Crime reduction: are we barking up the wrong tree?
What has Richard Thaler’s Nobel prize got to do with the new Sentencing Council draft guidelines on sentencing terrorists? The answer is that we need to step back and think whether ramping up sentencing will change the behaviour of potential terrorists.
We all want fewer people to be tempted by extremist beliefs or to commit terrorist offences, but I am somewhat doubtful that punishing these terrorists even more severely will make us all safer.
It is tempting to think that punishment for crime reduces crime but does it? And could the resources be better spent on other ways of reducing crime?
Richard Thaler’s important work says that we do not behave rationally most of the time, and that our behaviour can be nudged in a positive direction. For instance, Thaler suggested that people could be encouraged to sign up to donate their organs (in the event of their death) by inserting a question in the driving licence renewal form asking them to opt in or out of organ donation.
All crimes are the result of behaviour the government and society wants to change. Clearly we can’t deal with all potential and actual terrorists using nudge theory, persuasion techniques or designing out crime. But the balance between using the criminal law and other techniques seems to be awry.
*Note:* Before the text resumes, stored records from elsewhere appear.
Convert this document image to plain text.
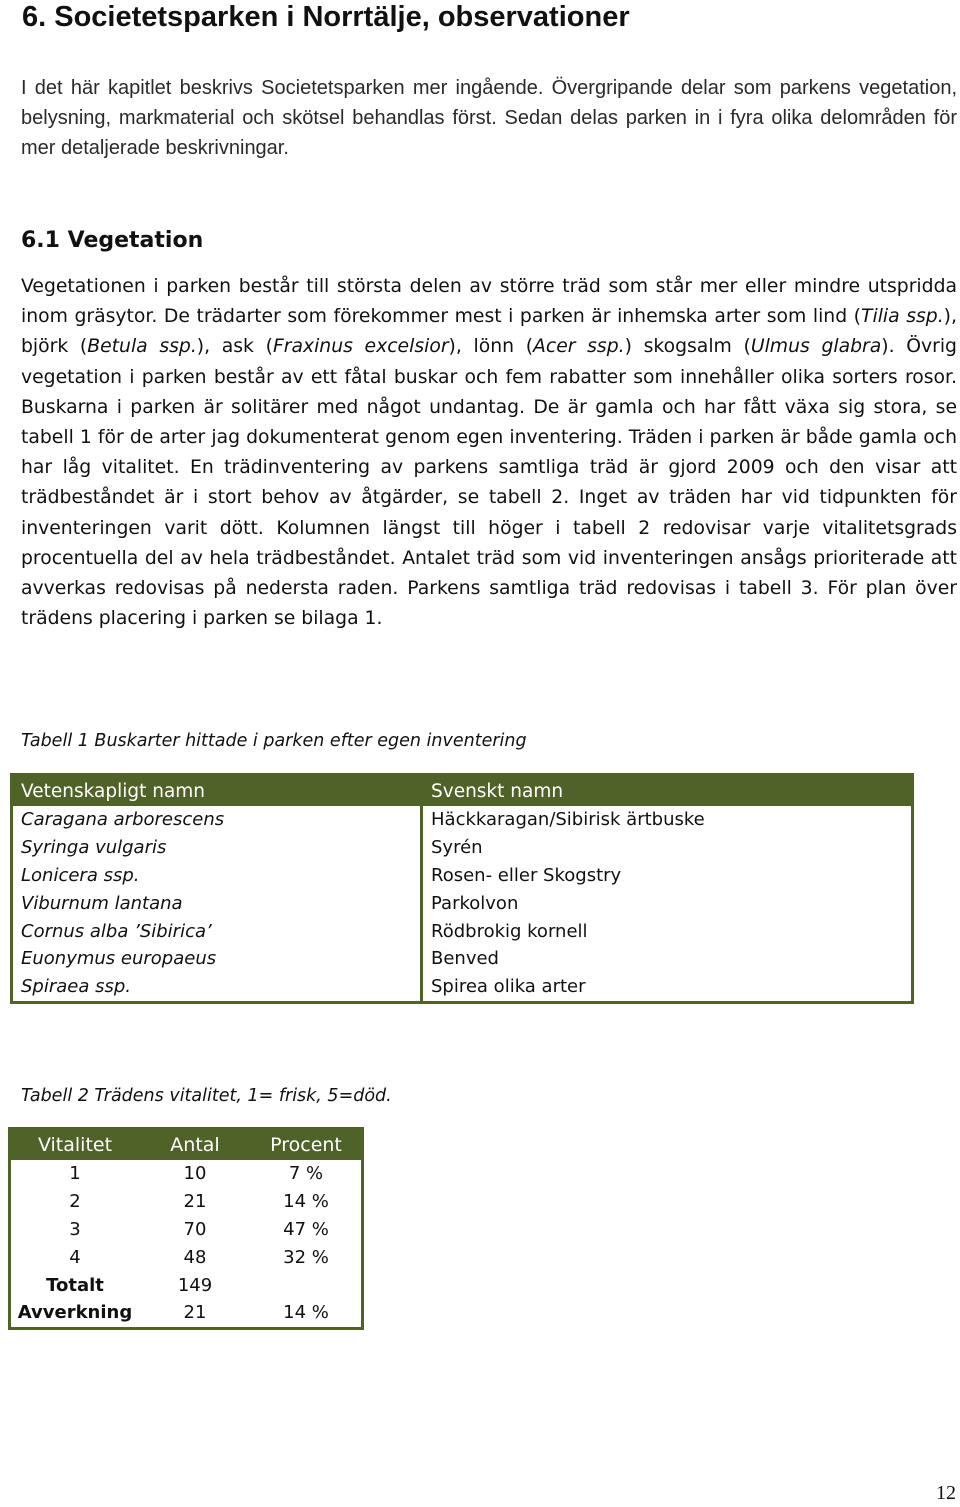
6. Societetsparken i Norrtälje, observationer
I det här kapitlet beskrivs Societetsparken mer ingående. Övergripande delar som parkens vegetation, belysning, markmaterial och skötsel behandlas först. Sedan delas parken in i fyra olika delområden för mer detaljerade beskrivningar.
6.1 Vegetation
Vegetationen i parken består till största delen av större träd som står mer eller mindre utspridda inom gräsytor. De trädarter som förekommer mest i parken är inhemska arter som lind (Tilia ssp.), björk (Betula ssp.), ask (Fraxinus excelsior), lönn (Acer ssp.) skogsalm (Ulmus glabra). Övrig vegetation i parken består av ett fåtal buskar och fem rabatter som innehåller olika sorters rosor. Buskarna i parken är solitärer med något undantag. De är gamla och har fått växa sig stora, se tabell 1 för de arter jag dokumenterat genom egen inventering. Träden i parken är både gamla och har låg vitalitet. En trädinventering av parkens samtliga träd är gjord 2009 och den visar att trädbeståndet är i stort behov av åtgärder, se tabell 2. Inget av träden har vid tidpunkten för inventeringen varit dött. Kolumnen längst till höger i tabell 2 redovisar varje vitalitetsgrads procentuella del av hela trädbeståndet. Antalet träd som vid inventeringen ansågs prioriterade att avverkas redovisas på nedersta raden. Parkens samtliga träd redovisas i tabell 3. För plan över trädens placering i parken se bilaga 1.
Tabell 1 Buskarter hittade i parken efter egen inventering
Vetenskapligt namn	Svenskt namn
Caragana arborescens	Häckkaragan/Sibirisk ärtbuske
Syringa vulgaris	Syrén
Lonicera ssp.	Rosen- eller Skogstry
Viburnum lantana	Parkolvon
Cornus alba ’Sibirica’	Rödbrokig kornell
Euonymus europaeus	Benved
Spiraea ssp.	Spirea olika arter
Tabell 2 Trädens vitalitet, 1= frisk, 5=död.
Vitalitet	Antal	Procent
1	10	7 %
2	21	14 %
3	70	47 %
4	48	32 %
Totalt	149	
Avverkning	21	14 %
12
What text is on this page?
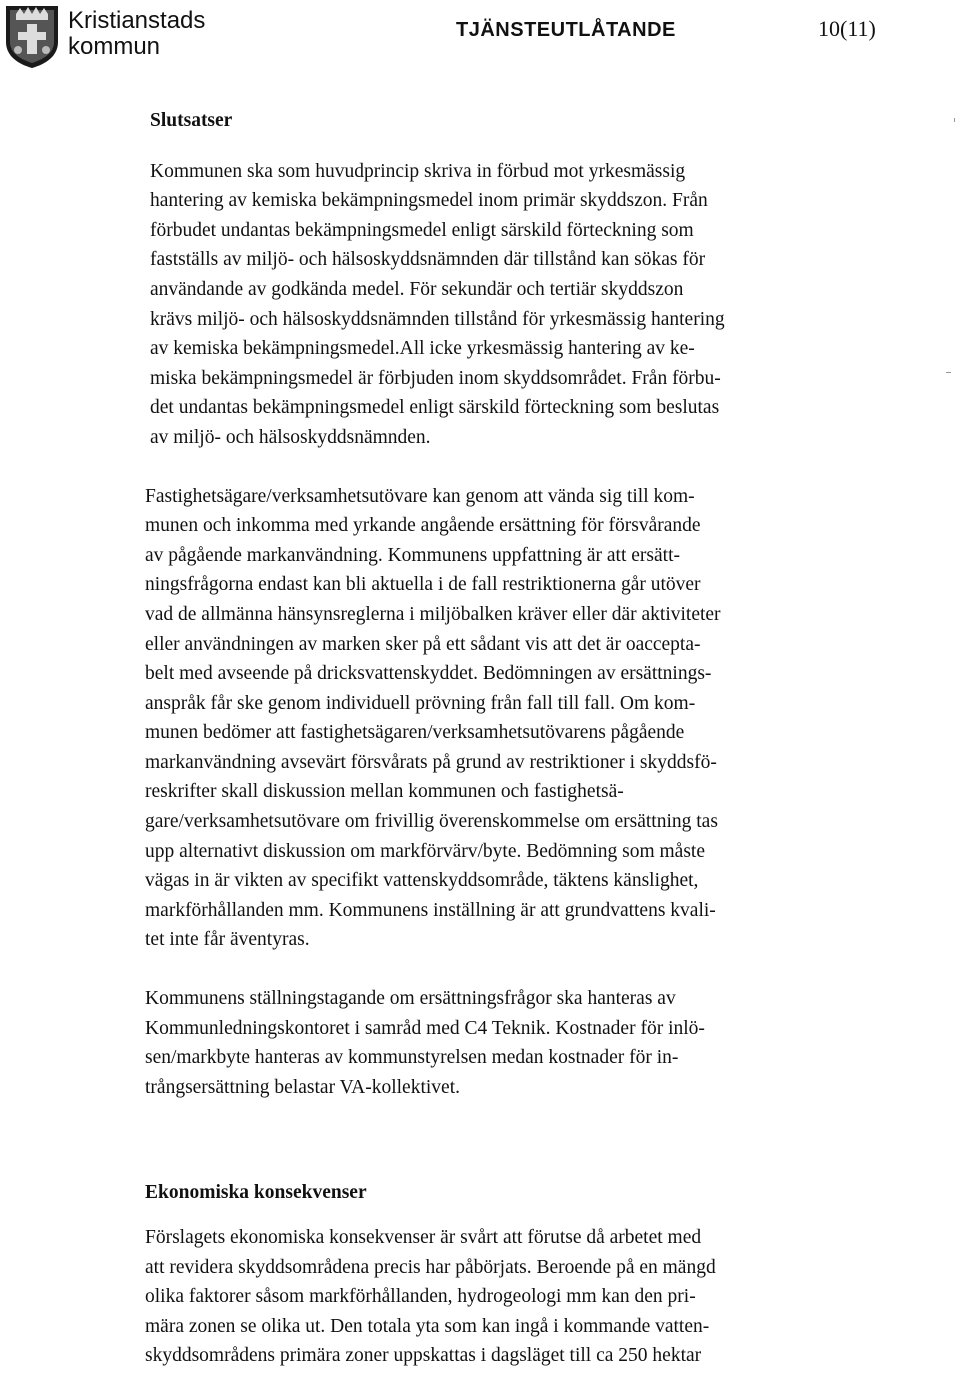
Kristianstads
kommun
TJÄNSTEUTLÅTANDE	10(11)
Slutsatser
Kommunen ska som huvudprincip skriva in förbud mot yrkesmässig
hantering av kemiska bekämpningsmedel inom primär skyddszon. Från
förbudet undantas bekämpningsmedel enligt särskild förteckning som
fastställs av miljö- och hälsoskyddsnämnden där tillstånd kan sökas för
användande av godkända medel. För sekundär och tertiär skyddszon
krävs miljö- och hälsoskyddsnämnden tillstånd för yrkesmässig hantering
av kemiska bekämpningsmedel.All icke yrkesmässig hantering av ke-
miska bekämpningsmedel är förbjuden inom skyddsområdet. Från förbu-
det undantas bekämpningsmedel enligt särskild förteckning som beslutas
av miljö- och hälsoskyddsnämnden.
Fastighetsägare/verksamhetsutövare kan genom att vända sig till kom-
munen och inkomma med yrkande angående ersättning för försvårande
av pågående markanvändning. Kommunens uppfattning är att ersätt-
ningsfrågorna endast kan bli aktuella i de fall restriktionerna går utöver
vad de allmänna hänsynsreglerna i miljöbalken kräver eller där aktiviteter
eller användningen av marken sker på ett sådant vis att det är oaccepta-
belt med avseende på dricksvattenskyddet. Bedömningen av ersättnings-
anspråk får ske genom individuell prövning från fall till fall. Om kom-
munen bedömer att fastighetsägaren/verksamhetsutövarens pågående
markanvändning avsevärt försvårats på grund av restriktioner i skyddsfö-
reskrifter skall diskussion mellan kommunen och fastighetsä-
gare/verksamhetsutövare om frivillig överenskommelse om ersättning tas
upp alternativt diskussion om markförvärv/byte. Bedömning som måste
vägas in är vikten av specifikt vattenskyddsområde, täktens känslighet,
markförhållanden mm. Kommunens inställning är att grundvattens kvali-
tet inte får äventyras.
Kommunens ställningstagande om ersättningsfrågor ska hanteras av
Kommunledningskontoret i samråd med C4 Teknik. Kostnader för inlö-
sen/markbyte hanteras av kommunstyrelsen medan kostnader för in-
trångsersättning belastar VA-kollektivet.
Ekonomiska konsekvenser
Förslagets ekonomiska konsekvenser är svårt att förutse då arbetet med
att revidera skyddsområdena precis har påbörjats. Beroende på en mängd
olika faktorer såsom markförhållanden, hydrogeologi mm kan den pri-
mära zonen se olika ut. Den totala yta som kan ingå i kommande vatten-
skyddsområdens primära zoner uppskattas i dagsläget till ca 250 hektar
The Sentencing Council press release on changes to guidance on terrorist offences refers to recent incidents:
“Some of these latest acts of terrorism have involved far less sophisticated methods than have been used previously. Terrorists have, for example, used motor vehicles or knives in attacks…In addition, there has been growing concern about the availability of extremist material online, which can lead to people becoming self-radicalised. As a result of such changes in offending, for the offence of the preparation of terrorist acts, the Council is proposing that sentence lengths be increased for lower level offences, such as those where preparations might not be well developed or an offender may be offering a small amount of assistance to others. The Council decided that, in the current climate where a terrorist act could be planned in a very short time using readily available items such as vehicles and knives as weapons, combined with online extremist material that normalises terrorist activity and provide encouragement, these offences are more serious than they have previously been perceived”.
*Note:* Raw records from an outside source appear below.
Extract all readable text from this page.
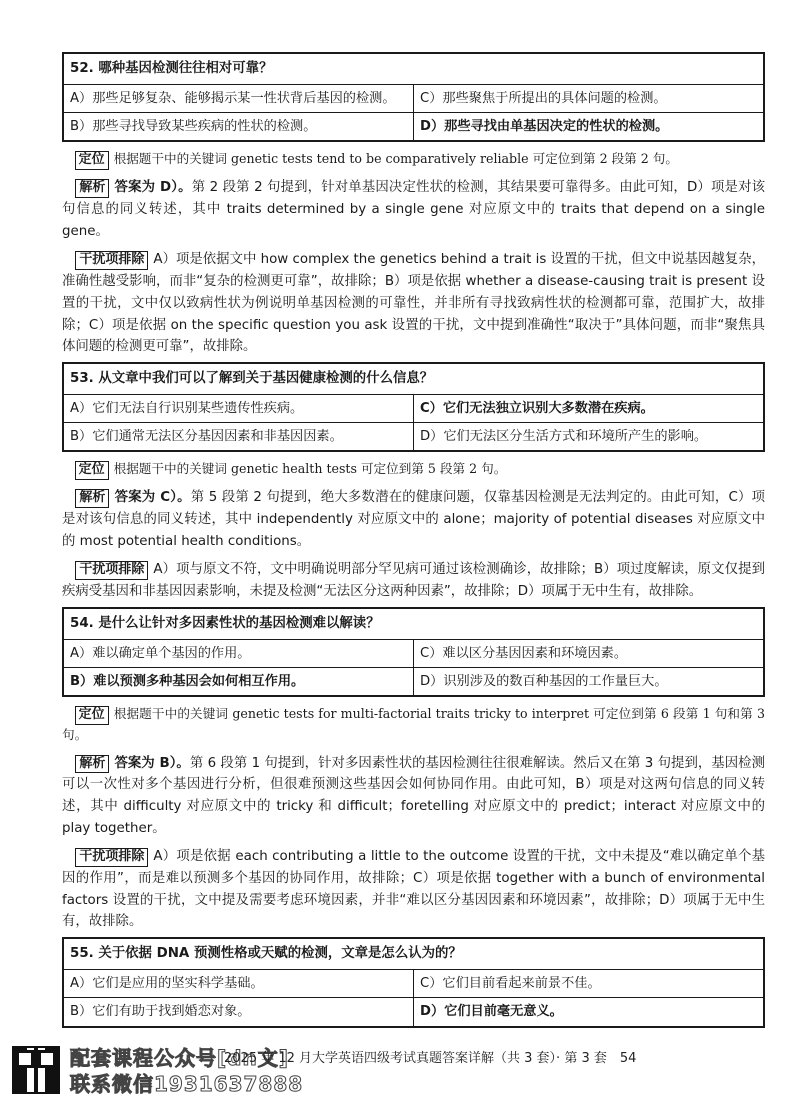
52. 哪种基因检测往往相对可靠？	
A）那些足够复杂、能够揭示某一性状背后基因的检测。	C）那些聚焦于所提出的具体问题的检测。
B）那些寻找导致某些疾病的性状的检测。	D）那些寻找由单基因决定的性状的检测。

定位 根据题干中的关键词 genetic tests tend to be comparatively reliable 可定位到第 2 段第 2 句。

解析 答案为 D）。第 2 段第 2 句提到，针对单基因决定性状的检测，其结果要可靠得多。由此可知，D）项是对该句信息的同义转述，其中 traits determined by a single gene 对应原文中的 traits that depend on a single gene。

干扰项排除 A）项是依据文中 how complex the genetics behind a trait is 设置的干扰，但文中说基因越复杂，准确性越受影响，而非“复杂的检测更可靠”，故排除；B）项是依据 whether a disease-causing trait is present 设置的干扰，文中仅以致病性状为例说明单基因检测的可靠性，并非所有寻找致病性状的检测都可靠，范围扩大，故排除；C）项是依据 on the specific question you ask 设置的干扰，文中提到准确性“取决于”具体问题，而非“聚焦具体问题的检测更可靠”，故排除。

53. 从文章中我们可以了解到关于基因健康检测的什么信息？	
A）它们无法自行识别某些遗传性疾病。	C）它们无法独立识别大多数潜在疾病。
B）它们通常无法区分基因因素和非基因因素。	D）它们无法区分生活方式和环境所产生的影响。

定位 根据题干中的关键词 genetic health tests 可定位到第 5 段第 2 句。

解析 答案为 C）。第 5 段第 2 句提到，绝大多数潜在的健康问题，仅靠基因检测是无法判定的。由此可知，C）项是对该句信息的同义转述，其中 independently 对应原文中的 alone；majority of potential diseases 对应原文中的 most potential health conditions。

干扰项排除 A）项与原文不符，文中明确说明部分罕见病可通过该检测确诊，故排除；B）项过度解读，原文仅提到疾病受基因和非基因因素影响，未提及检测“无法区分这两种因素”，故排除；D）项属于无中生有，故排除。

54. 是什么让针对多因素性状的基因检测难以解读？	
A）难以确定单个基因的作用。	C）难以区分基因因素和环境因素。
B）难以预测多种基因会如何相互作用。	D）识别涉及的数百种基因的工作量巨大。

定位 根据题干中的关键词 genetic tests for multi-factorial traits tricky to interpret 可定位到第 6 段第 1 句和第 3 句。

解析 答案为 B）。第 6 段第 1 句提到，针对多因素性状的基因检测往往很难解读。然后又在第 3 句提到，基因检测可以一次性对多个基因进行分析，但很难预测这些基因会如何协同作用。由此可知，B）项是对这两句信息的同义转述，其中 difficulty 对应原文中的 tricky 和 difficult；foretelling 对应原文中的 predict；interact 对应原文中的 play together。

干扰项排除 A）项是依据 each contributing a little to the outcome 设置的干扰，文中未提及“难以确定单个基因的作用”，而是难以预测多个基因的协同作用，故排除；C）项是依据 together with a bunch of environmental factors 设置的干扰，文中提及需要考虑环境因素，并非“难以区分基因因素和环境因素”，故排除；D）项属于无中生有，故排除。

55. 关于依据 DNA 预测性格或天赋的检测，文章是怎么认为的？	
A）它们是应用的坚实科学基础。	C）它们目前看起来前景不佳。
B）它们有助于找到婚恋对象。	D）它们目前毫无意义。
配套课程公众号[dn文]
联系微信1931637888
2025 年 12 月大学英语四级考试真题答案详解（共 3 套）· 第 3 套　54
What is missing from this is a rationale for increasing sentences for these crimes – the reason given is these crimes are now perceived to be more “serious” than previously. But it doesn’t explain what longer sentences will actually achieve – will they deter the perpetrators or others from committing such crimes, or will an extra year in prison help rehabilitate that individual? There is very little evidence that deterrent sentences work with this group, so it is not clear what extra time in our crime-ridden prisons will achieve.
The belief that criminal punishment changes behaviour for the better is prevalent throughout society. A campaign by charities to increase sentences for animal cruelty is succeeding. This website from Battersea Dogs’ Home (thanks Richard Garside for info) calls for minimum prison sentences to be increased in England and Wales from 6 months to 5 years – a ten fold increase. Animal cruelty is absolutely terrible, and the penalties for it are low compared to any kind of cruelty to humans. But there is no evidence that increasing criminal sanctions will prevent or stop the bad behaviour. I can’t see anything on the site explaining how longer sentences will “make such shocking cruelty to animals a thing of the past”. Some individuals who are convicted of animal cruelty may be imprisoned for longer, but the cruelty will still go on.
The best way to reduce animal cruelty is through public education, nudging and better detection of the crime – the most powerful deterrent is the chance of being caught, not the sanction itself. (For a brilliant explanation of this read Criminal by Tom Gash).
Both the English and Welsh and Scottish governments have bowed to political and Political (lots of MPs and MSPs have signed up to the cause) pressure to increase sanctions for animal cruelty, and every day criminal justice ministers are lobbied to increase penalties for a different issue – disability hate crime, up-skirting, dangerous cycling, death by driving etc. But our prisons are full to bursting and our sentence inflation rampant. Criminal law is one of the bluntest instruments to change behaviour. Almost every other approach works better and is more cost effective – in our rush for retribution, we’re in danger of forgetting the wisdom of behaviour change experts like Richard Thaler.